- Developer: Sega
- Publisher: Sega
- Platforms: iOS Android
- Release: JP: December 12, 2012; NA: January 17, 2013;
- Genres: Massively-multiplayer Strategy
- Modes: Single-player, multiplayer

= Kingdom Conquest II =

2012 massively multiplayer online video game

Kingdom Conquest II (キングダムコンクエストII, Kingudamu Konkuesuto II) is a Massively multiplayer online strategy game with incorporated city-building, card collection and third-person action gameplay elements, developed and published by Sega for iOS and Android devices in 2012. It is free to download and play, and offers several in-game purchases to enhance gameplay. A prequel, titled Kingdom Conquest, was released in Japan in January 2011, and worldwide in November 2010. The game will be ending its service on 31 August 2017 13:00 Japan time, and its sequel Kingdom Conquest: Dark Empire is being developed.

==Gameplay==

In Kingdom Conquest II, players must manage a kingdom in the world of Magna, building and upgrading facilities, managing resources, and collecting Monster Cards that can be drawn from randomized Card Packs. These Card Packs can either be purchased through In-App Purchases or with tickets obtained by running Dungeons in a 3rd Person 3D Dungeon Combat system, where players fight successive waves of enemies, or it can be obtained with challenging the rivals in the Arena to gain the draw ticket for the monsters.

The goal of the game is to work collaboratively with other players to rule the fictional world of Magna, which is populated by other players as well as by Monsters, who are found in every section of the gridded World Map. Players must send Monster Units (combinations of various Monster Cards) to various territories, and a successful battle will transfer control of that territory to the player. In this way, players must vie for control over areas of the map, with the ultimate goal of conquering Debris Towers, enormous Spires filled with Monsters.
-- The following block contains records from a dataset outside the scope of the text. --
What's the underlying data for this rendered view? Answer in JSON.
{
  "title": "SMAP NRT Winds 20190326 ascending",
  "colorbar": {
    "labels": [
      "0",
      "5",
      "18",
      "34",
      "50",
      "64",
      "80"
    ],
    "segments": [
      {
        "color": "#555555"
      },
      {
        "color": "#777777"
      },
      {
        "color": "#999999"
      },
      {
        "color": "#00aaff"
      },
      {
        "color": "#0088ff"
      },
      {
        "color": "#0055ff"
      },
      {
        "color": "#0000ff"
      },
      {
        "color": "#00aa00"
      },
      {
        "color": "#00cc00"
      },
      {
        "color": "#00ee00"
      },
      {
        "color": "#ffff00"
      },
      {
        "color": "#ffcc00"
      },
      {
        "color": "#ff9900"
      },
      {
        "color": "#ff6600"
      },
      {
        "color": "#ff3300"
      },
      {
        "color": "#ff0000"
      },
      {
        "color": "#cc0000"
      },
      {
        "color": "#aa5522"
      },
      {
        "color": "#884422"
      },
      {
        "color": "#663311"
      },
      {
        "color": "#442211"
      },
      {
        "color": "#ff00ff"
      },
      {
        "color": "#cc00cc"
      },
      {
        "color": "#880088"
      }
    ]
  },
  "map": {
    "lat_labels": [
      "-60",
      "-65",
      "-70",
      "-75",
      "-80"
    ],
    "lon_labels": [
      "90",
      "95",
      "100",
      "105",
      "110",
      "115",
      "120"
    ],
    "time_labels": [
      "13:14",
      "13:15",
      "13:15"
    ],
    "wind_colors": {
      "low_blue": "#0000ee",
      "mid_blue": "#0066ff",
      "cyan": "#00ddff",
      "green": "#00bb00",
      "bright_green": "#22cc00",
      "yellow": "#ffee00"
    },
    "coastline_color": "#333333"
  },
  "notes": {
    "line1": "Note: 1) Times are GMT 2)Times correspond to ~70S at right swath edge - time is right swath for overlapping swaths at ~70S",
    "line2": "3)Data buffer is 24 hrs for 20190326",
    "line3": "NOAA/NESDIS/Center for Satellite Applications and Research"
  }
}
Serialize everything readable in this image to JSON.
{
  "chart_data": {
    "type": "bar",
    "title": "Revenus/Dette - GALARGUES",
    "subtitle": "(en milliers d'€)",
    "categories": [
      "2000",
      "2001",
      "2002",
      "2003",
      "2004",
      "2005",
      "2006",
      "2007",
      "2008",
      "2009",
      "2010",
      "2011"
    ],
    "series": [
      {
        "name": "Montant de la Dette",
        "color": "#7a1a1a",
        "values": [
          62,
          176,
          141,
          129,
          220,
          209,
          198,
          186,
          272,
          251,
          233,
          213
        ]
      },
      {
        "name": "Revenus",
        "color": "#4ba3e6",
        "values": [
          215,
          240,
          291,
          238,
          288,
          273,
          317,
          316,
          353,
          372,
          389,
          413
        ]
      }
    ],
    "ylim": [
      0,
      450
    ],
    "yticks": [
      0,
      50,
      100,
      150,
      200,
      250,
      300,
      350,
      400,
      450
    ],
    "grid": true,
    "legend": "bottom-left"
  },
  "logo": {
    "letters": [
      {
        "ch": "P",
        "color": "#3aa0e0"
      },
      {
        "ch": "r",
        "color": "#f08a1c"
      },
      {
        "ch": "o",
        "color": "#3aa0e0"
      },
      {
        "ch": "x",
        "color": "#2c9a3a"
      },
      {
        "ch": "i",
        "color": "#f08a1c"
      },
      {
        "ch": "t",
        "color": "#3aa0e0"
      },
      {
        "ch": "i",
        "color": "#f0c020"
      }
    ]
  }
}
The game is split into seasons, each of which lasts until control over the debris towers is settled and one Alliance has emerged victorious. With the end of one season, and the start of another, players' cities are reset, and they must start over. This ensures that new players have an opportunity to compete with veteran players by starting on relatively equal footing.

New content, such as additional unique Monster Cards, is added regularly. Various competitive events also take place to encourage players to engage one another.

==Changes and additions==
In the dungeon mode for the Kingdom Conquest II, Ninja and Saint were added as the new character classes since the prequel.

For the main castle, the buildings are use the grid size to build instead of the single grid in the prequel. The resources type are reduced from four into three.